What is one of your favorite things about working with the dogs?
My favorite thing is feeling like I’ve made a positive difference for a dog that needed someone. Fostering especially is very fulfilling to me. I recently fostered a dog that was so kennel-stressed in the shelter that she was barking like crazy and climbing the walls. This is not attractive to potential adopters! She lived with my family for 4 months, learned how to be an excellent house dog, her character blossomed, and she was adopted very recently to a wonderful home. In the shelter she was anxious, stressed, off the charts energetic, and maybe a little crazy! After some time in our home she became sweet, silly, happy, and very willing to please. I made a positive difference in her life, and that’s my favorite thing about volunteering.

What would you say to someone considering volunteering for our shelter?
Do it! The volunteers at the shelter are really supportive of each other. There are so many things you can do to help the animals; anybody can find something! Young or old, short or tall, strong or weak–you can help if you want to. And you will get way more out of it than you put into it.

Anything else you’d like to share?
Playgroups are my new passion! Several times a week we get the dogs outside in our play yards, and they’re able to play with the other dogs in small groups. We put a lot of time and effort into making sure that we make the right matches so that all the dogs have fun and make progress. It’s a great way for them to get rid of some of their stress and just be dogs for a while!


With former foster dog, Sahara, who was transformed by Lori’s love and effort into an impressively trained and well-behaved dog

On Fostering:

How many dogs have you fostered? Hundreds over the years!
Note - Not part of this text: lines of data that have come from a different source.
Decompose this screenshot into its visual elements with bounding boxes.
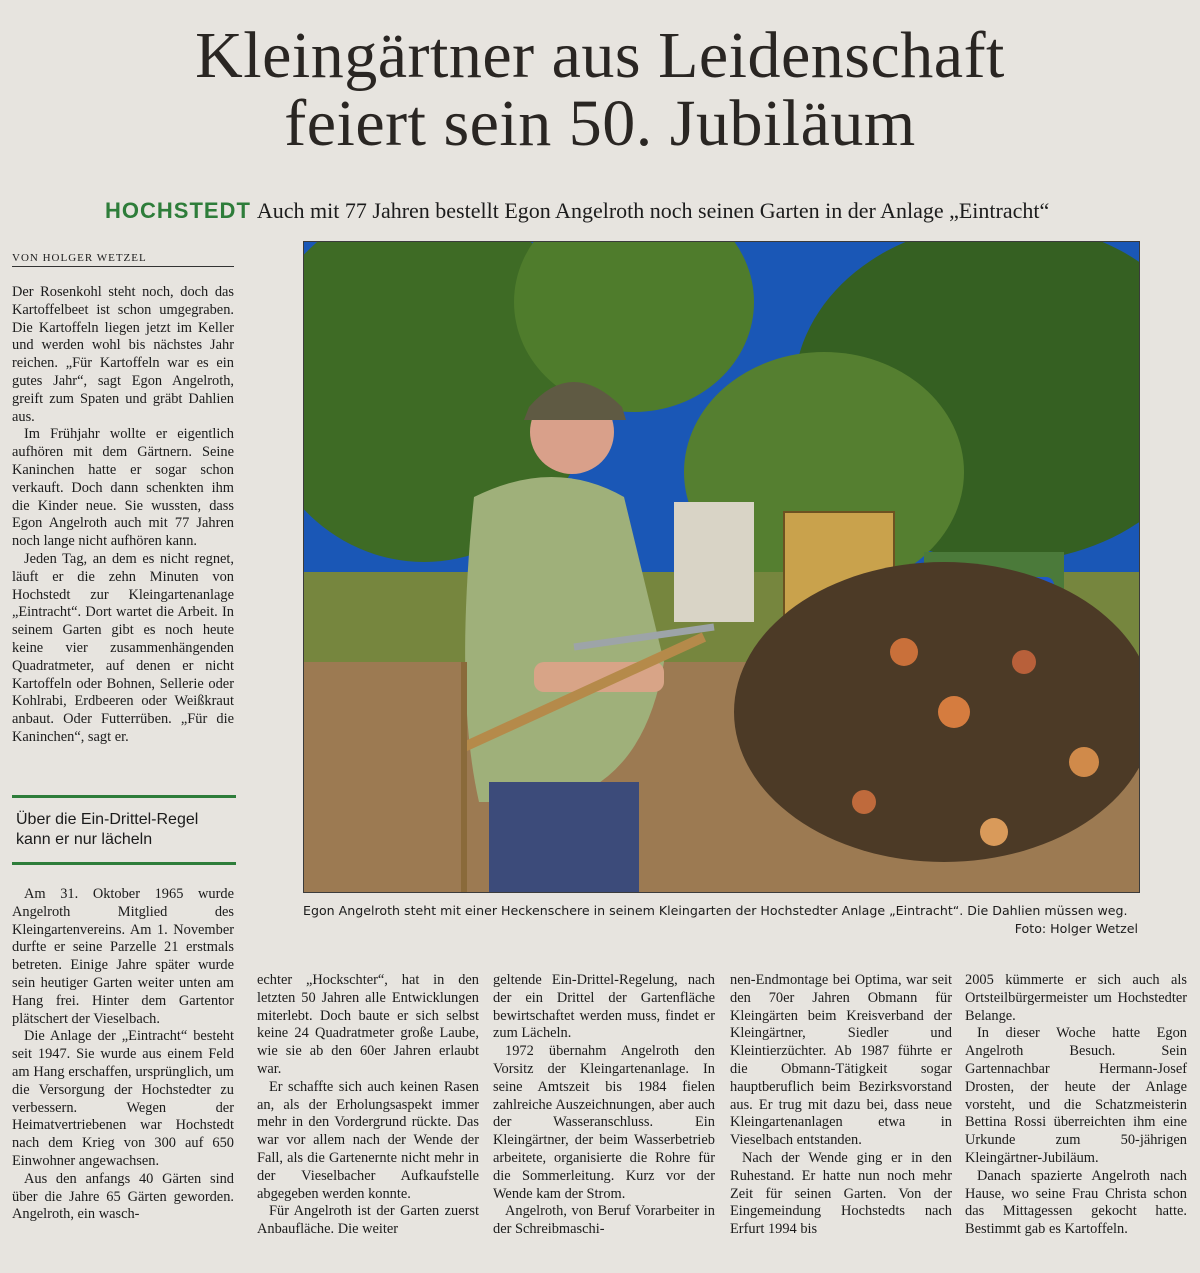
paragraph: Angelroth, von Beruf Vorarbeiter in der Schreibmaschi- xyxy=(493,1203,715,1238)
paragraph: Danach spazierte Angelroth nach Hause, wo seine Frau Christa schon das Mittagessen gekocht hatte. Bestimmt gab es Kartoffeln. xyxy=(965,1167,1187,1238)
paragraph: Im Frühjahr wollte er eigentlich aufhören mit dem Gärtnern. Seine Kaninchen hatte er sogar schon verkauft. Doch dann schenkten ihm die Kinder neue. Sie wussten, dass Egon Angelroth auch mit 77 Jahren noch lange nicht aufhören kann. xyxy=(12,426,234,550)
column-2 xyxy=(257,972,479,1239)
paragraph: Nach der Wende ging er in den Ruhestand. Er hatte nun noch mehr Zeit für seinen Garten. Von der Eingemeindung Hochstedts nach Erfurt 1994 bis xyxy=(730,1149,952,1238)
paragraph: Der Rosenkohl steht noch, doch das Kartoffelbeet ist schon umgegraben. Die Kartoffeln liegen jetzt im Keller und werden wohl bis nächstes Jahr reichen. „Für Kartoffeln war es ein gutes Jahr“, sagt Egon Angelroth, greift zum Spaten und gräbt Dahlien aus. xyxy=(12,284,234,425)
paragraph: nen-Endmontage bei Optima, war seit den 70er Jahren Obmann für Kleingärten beim Kreisverband der Kleingärtner, Siedler und Kleintierzüchter. Ab 1987 führte er die Obmann-Tätigkeit sogar hauptberuflich beim Bezirksvorstand aus. Er trug mit dazu bei, dass neue Kleingartenanlagen etwa in Vieselbach entstanden. xyxy=(730,972,952,1149)
byline: VON HOLGER WETZEL xyxy=(12,252,234,267)
paragraph: In dieser Woche hatte Egon Angelroth Besuch. Sein Gartennachbar Hermann-Josef Drosten, der heute der Anlage vorsteht, und die Schatzmeisterin Bettina Rossi überreichten ihm eine Urkunde zum 50-jährigen Kleingärtner-Jubiläum. xyxy=(965,1025,1187,1166)
paragraph: geltende Ein-Drittel-Regelung, nach der ein Drittel der Gartenfläche bewirtschaftet werden muss, findet er zum Lächeln. xyxy=(493,972,715,1042)
subheadline-text: Auch mit 77 Jahren bestellt Egon Angelroth noch seinen Garten in der Anlage „Eintracht“ xyxy=(256,198,1050,223)
paragraph: 1972 übernahm Angelroth den Vorsitz der Kleingartenanlage. In seine Amtszeit bis 1984 fielen zahlreiche Auszeichnungen, aber auch der Wasseranschluss. Ein Kleingärtner, der beim Wasserbetrieb arbeitete, organisierte die Rohre für die Sommerleitung. Kurz vor der Wende kam der Strom. xyxy=(493,1043,715,1202)
paragraph: echter „Hockschter“, hat in den letzten 50 Jahren alle Entwicklungen miterlebt. Doch baute er sich selbst keine 24 Quadratmeter große Laube, wie sie ab den 60er Jahren erlaubt war. xyxy=(257,972,479,1077)
headline-line-1: Kleingärtner aus Leidenschaft xyxy=(195,19,1005,92)
paragraph: Für Angelroth ist der Garten zuerst Anbaufläche. Die weiter xyxy=(257,1203,479,1238)
paragraph: Jeden Tag, an dem es nicht regnet, läuft er die zehn Minuten von Hochstedt zur Kleingartenanlage „Eintracht“. Dort wartet die Arbeit. In seinem Garten gibt es noch heute keine vier zusammenhängenden Quadratmeter, auf denen er nicht Kartoffeln oder Bohnen, Sellerie oder Kohlrabi, Erdbeeren oder Weißkraut anbaut. Oder Futterrüben. „Für die Kaninchen“, sagt er. xyxy=(12,550,234,745)
headline xyxy=(0,19,1200,160)
dahlia-bushes xyxy=(734,562,1139,862)
intertitle: Über die Ein-Drittel-Regel kann er nur lächeln xyxy=(16,811,199,848)
paragraph: Am 31. Oktober 1965 wurde Angelroth Mitglied des Kleingartenvereins. Am 1. November durfte er seine Parzelle 21 erstmals betreten. Einige Jahre später wurde sein heutiger Garten weiter unten am Hang frei. Hinter dem Gartentor plätschert der Vieselbach. xyxy=(12,886,234,1027)
column-4 xyxy=(730,972,952,1239)
column-3 xyxy=(493,972,715,1239)
column-5 xyxy=(965,972,1187,1239)
article-photo xyxy=(303,241,1140,893)
paragraph: Die Anlage der „Eintracht“ besteht seit 1947. Sie wurde aus einem Feld am Hang erschaffen, ursprünglich, um die Versorgung der Hochstedter zu verbessern. Wegen der Heimatvertriebenen war Hochstedt nach dem Krieg von 300 auf 650 Einwohner angewachsen. xyxy=(12,1028,234,1169)
photo-credit: Foto: Holger Wetzel xyxy=(1014,921,1138,936)
intertitle-box xyxy=(12,795,236,865)
headline-line-2: feiert sein 50. Jubiläum xyxy=(284,87,916,160)
paragraph: 2005 kümmerte er sich auch als Ortsteilbürgermeister um Hochstedter Belange. xyxy=(965,972,1187,1024)
gardener-photo-illustration xyxy=(304,242,1139,892)
subheadline xyxy=(105,198,1155,224)
paragraph: Er schaffte sich auch keinen Rasen an, als der Erholungsaspekt immer mehr in den Vordergrund rückte. Das war vor allem nach der Wende der Fall, als die Gartenernte nicht mehr in der Vieselbacher Aufkaufstelle abgegeben werden konnte. xyxy=(257,1078,479,1202)
location-kicker: HOCHSTEDT xyxy=(105,198,251,223)
column-1-bottom xyxy=(12,886,234,1224)
column-1-top xyxy=(12,284,234,747)
paragraph: Aus den anfangs 40 Gärten sind über die Jahre 65 Gärten geworden. Angelroth, ein wasch- xyxy=(12,1170,234,1223)
photo-caption: Egon Angelroth steht mit einer Heckenschere in seinem Kleingarten der Hochstedter Anlage „Eintracht“. Die Dahlien müssen weg. xyxy=(303,903,1128,918)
What do you love about fostering?
Every foster dog is different. Each has their own personality, their own cute mannerisms, their own training challenges. I like appreciating each dog as an individual and making each dog’s life better. And ultimately I love seeing that dog get adopted to their forever home and then getting lots of updates on how they are doing. Fostering saves 2 lives – the dog you foster and the dog that takes his place in the shelter.
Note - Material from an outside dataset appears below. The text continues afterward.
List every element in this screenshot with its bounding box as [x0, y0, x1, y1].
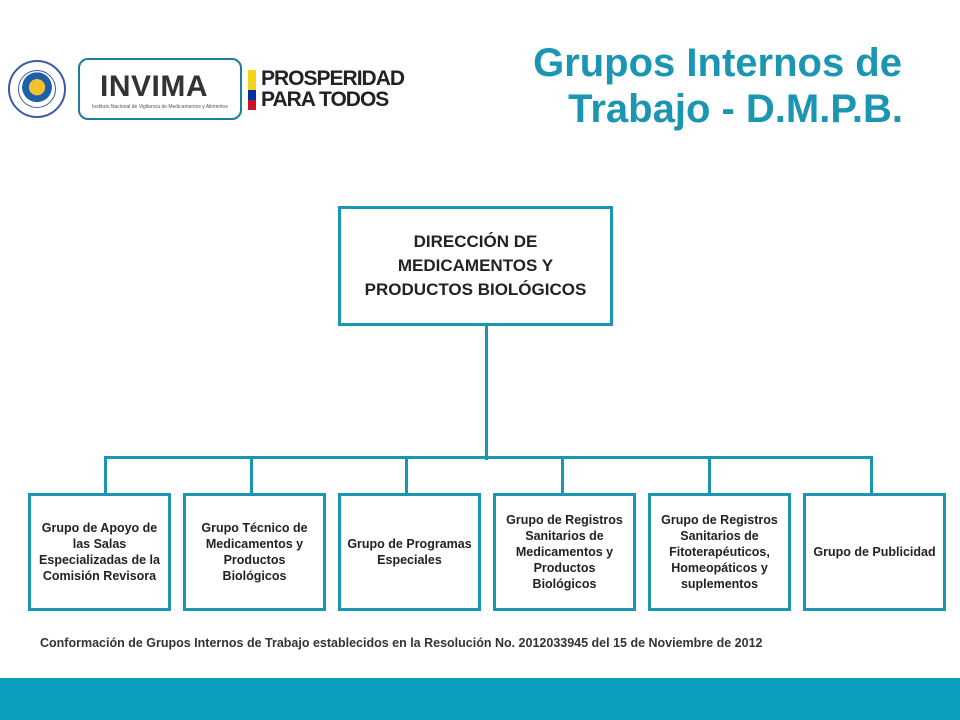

Describe your home/pet situation and how that helps or hinders fostering.
I have 2 dogs of my own, one male and one female. They are older and are experienced foster siblings. They are my best allies in fostering! Often they will show new dogs the ropes – where to potty, how to get around the house and yard, how to behave like civilized young canines. My last foster was convinced she could not jump into my car and refused to try. Then she saw my dog Ice do it several times. After a couple of days, then the lightbulb went on and she bounded into the car from then on.

Describe a challenge you faced with a foster dog and how you overcame it.
Each foster dog brings their own challenges. Some are certainly more challenging than others! I like coming up with creative solutions to each dog’s challenges.
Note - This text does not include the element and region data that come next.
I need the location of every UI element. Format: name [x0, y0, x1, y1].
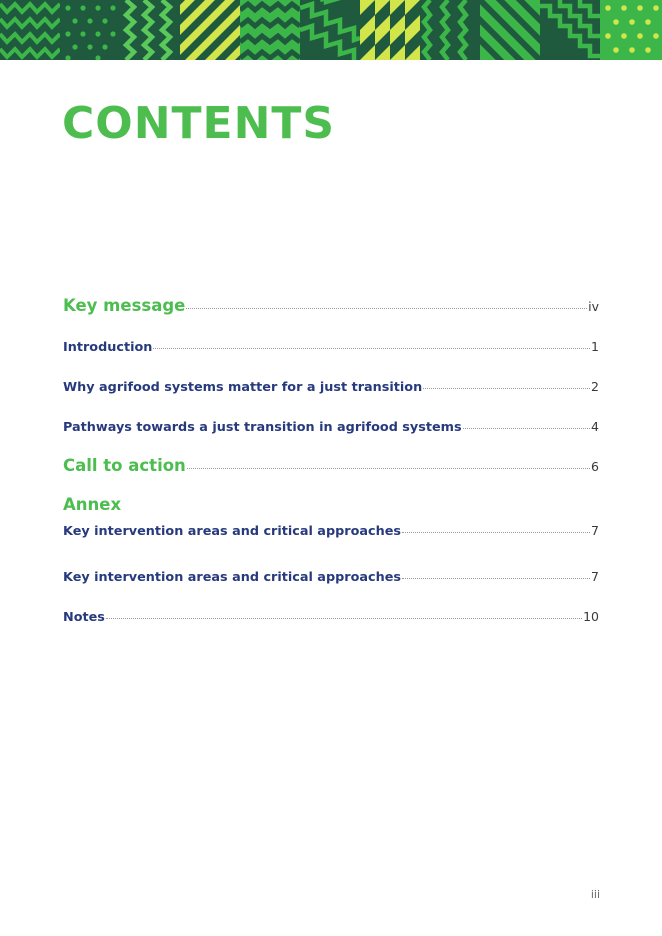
- vertical-zigzag-pattern-tile: [120, 0, 180, 60]
- toc-entry-label: Notes: [63, 610, 105, 625]
- page-folio: iii: [590, 888, 600, 901]
- toc-page-number: 7: [591, 569, 599, 584]
- diagonal-stripe-pattern-tile: [180, 0, 240, 60]
- annex-heading: Annex: [63, 495, 122, 514]
- dot-leader: [186, 307, 587, 309]
- dot-leader: [106, 617, 582, 619]
- toc-page-number: iv: [588, 299, 599, 314]
- bold-zigzag-pattern-tile: [240, 0, 300, 60]
- triangle-grid-pattern-tile: [360, 0, 420, 60]
- toc-page-number: 10: [583, 609, 599, 624]
- zigzag-pattern-tile: [0, 0, 60, 60]
- wide-diagonal-stripe-pattern-tile: [480, 0, 540, 60]
- toc-entry-label: Key message: [63, 296, 186, 315]
- dot-leader: [402, 531, 590, 533]
- toc-entry-label: Why agrifood systems matter for a just transition: [63, 380, 423, 395]
- toc-entry-label: Introduction: [63, 340, 153, 355]
- toc-page-number: 1: [591, 339, 599, 354]
- step-pattern-tile: [540, 0, 600, 60]
- toc-entry-label: Key intervention areas and critical approaches: [63, 524, 401, 539]
- toc-entry-label: Call to action: [63, 456, 186, 475]
- dot-leader: [423, 387, 590, 389]
- dot-leader: [463, 427, 590, 429]
- toc-entry-key-message[interactable]: [63, 296, 599, 315]
- toc-entry-annex-item[interactable]: [63, 569, 599, 585]
- toc-entry-call-to-action[interactable]: [63, 456, 599, 475]
- toc-entry-label: Key intervention areas and critical approaches: [63, 570, 401, 585]
- toc-page-number: 2: [591, 379, 599, 394]
- dot-leader: [153, 347, 590, 349]
- decorative-pattern-banner: [0, 0, 662, 60]
- toc-page-number: 7: [591, 523, 599, 538]
- toc-page-number: 6: [591, 459, 599, 474]
- toc-entry-label: Pathways towards a just transition in agrifood systems: [63, 420, 462, 435]
- page-title: CONTENTS: [62, 98, 336, 149]
- slanted-step-pattern-tile: [300, 0, 360, 60]
- toc-entry-introduction[interactable]: [63, 339, 599, 355]
- toc-entry-pathways[interactable]: [63, 419, 599, 435]
- dot-leader: [402, 577, 590, 579]
- lime-dot-pattern-tile: [600, 0, 660, 60]
- dot-leader: [187, 467, 590, 469]
- toc-entry-why-agrifood[interactable]: [63, 379, 599, 395]
- toc-entry-notes[interactable]: [63, 609, 599, 625]
- toc-page-number: 4: [591, 419, 599, 434]
- vertical-zigzag-pattern-tile: [420, 0, 480, 60]
- dot-pattern-tile: [60, 0, 120, 60]
- toc-entry-annex-item[interactable]: [63, 523, 599, 539]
Describe a favorite memory of fostering.
Read this story of Lori’s favorite fostering memory, about a shelter dog who became a hero for one little girl and her family.

Describe what it was like to give up a dog after fostering him or her.
The great thing is that I have a lot of input into the dog’s adoptive home. I can interview the people, I can do a home visit, and by the time the dog gets adopted I already have put in a lot of time making sure that this is the right home. But even after all that, I still worry and am a little sad when they go. It’s a transition for the dog, and I hate that they have to go through yet another transition in their lives. But it’s all worth it when they have their permanent home. Then I can look forward to helping the next dog that needs my help.

Yes, dog fostering has its hardships, but Lori and Elliott manage to get through it all with a smile.

Yes, dog fostering has its hardships, but Lori and Elliott manage to get through it all with a smile.

Thank you, Lori! Your hard work makes such a difference in the lives of countless dogs.